Don't you just think what a wonderful idea and adventure that was? Well everyone did apart from me, I was such an imaginative child I thought it was all for real and sobbed the whole of the trip. I have been told since, and this makes it worse, that the man playing Long John Silver, a real onelegged ex sailor, was really sorry for me and tried to help me find a doubloon, but that made me scream more because I thought he was kidnapping me. I still feel embarrassed about the way I carried on now all these years later. I often wonder if it was as colourful and as realistic as I thought it was or is that the mind of a child. I have never met anyone else who has taken a trip on
The Hispaniola.



A highlight I loved every year was Peasholm Park[photo above], where on the lake every Sunday there was a mock battle of ships. The ships were just large enough to have a man hidden inside them them and every Sunday afternoon, there was a naval war with plenty of smoke, large bangs and flashes of fire. On other afternoons, you could row round the lake in a boat. But, the best part of Peasholm Park was that there was a large island, well it seemed large to me, in the middle, connected to the shore by two quasi japanese style bridges, there were trees on the island and a walk through them. In the evening the walk was lit by pretty coloured lights and hidden amongst the tree were models illuminated within of animals such as squirrels in the branches, rabbits, between the trunks, and fairies in the boughs. I just adored it and thought I was in Fairy Land, and the most exciting thing to me was if you walked around the lake before paying to do the island walk you could just see hints of the delights in store amongst the trees on the island. It seemed such an enormous magical island, I often wonder just how large it really was! At the same time in a chinese pagoda type structure that was floated out into the middle of the lake their would be musicians playing and concerts would be performed.
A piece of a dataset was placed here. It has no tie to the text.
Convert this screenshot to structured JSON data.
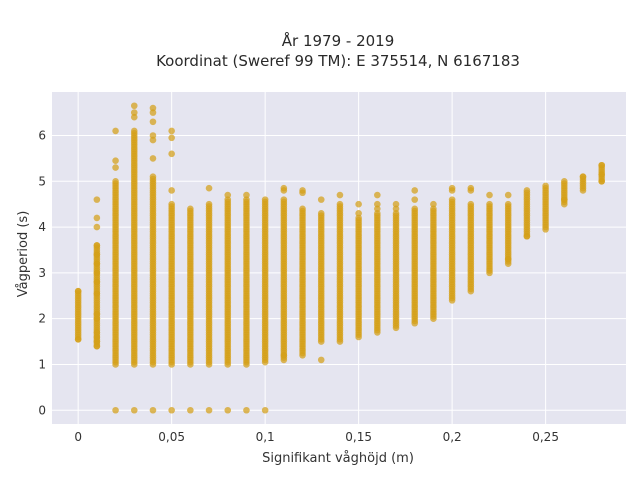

We stayed in the same boarding house every year, and the owners became family friends. The owner was the best cook I have ever known and I can still remember her strawberry pies, fresh lobster or crab salad and amazing full works roast beef and yorkshire pudding Sunday dinner. It was on a road, I think, called Castle Road and just about three doors away was an amazing, to me, toyshop, whilst the grown-ups were getting ready to go to the beach, I used to be allowed to go and look in the window of it. There was also down one of the twisty back streets, an amazing Chinese shop that sold Chinese rag dolls, made by Chinese refugees. It was run by a little old bent Chinese man [very Harry Potter] who wore a little hat on his head. I used to buy a small cotton doll every year, until I had a family of them. Unfortunately, I lost them a few years ago when we moved, and I have never seen anything similar elsewhere.



Well, I could go on and on, but I'll leave you with the memories above and maybe another time I will sit down and dredge up some more childhood holiday stories.




Just before I go, the last two evenings I have had trouble leaving comments on a few blogs, in fact some just told me I was forbidden to view site! and others said there was a blogger error! I will be getting round the blogs as often as I can in this very busy month, so don't think I have forgotten you if you don't hear from me as much as usual and don't forget me, I'll be visiting as much as possible.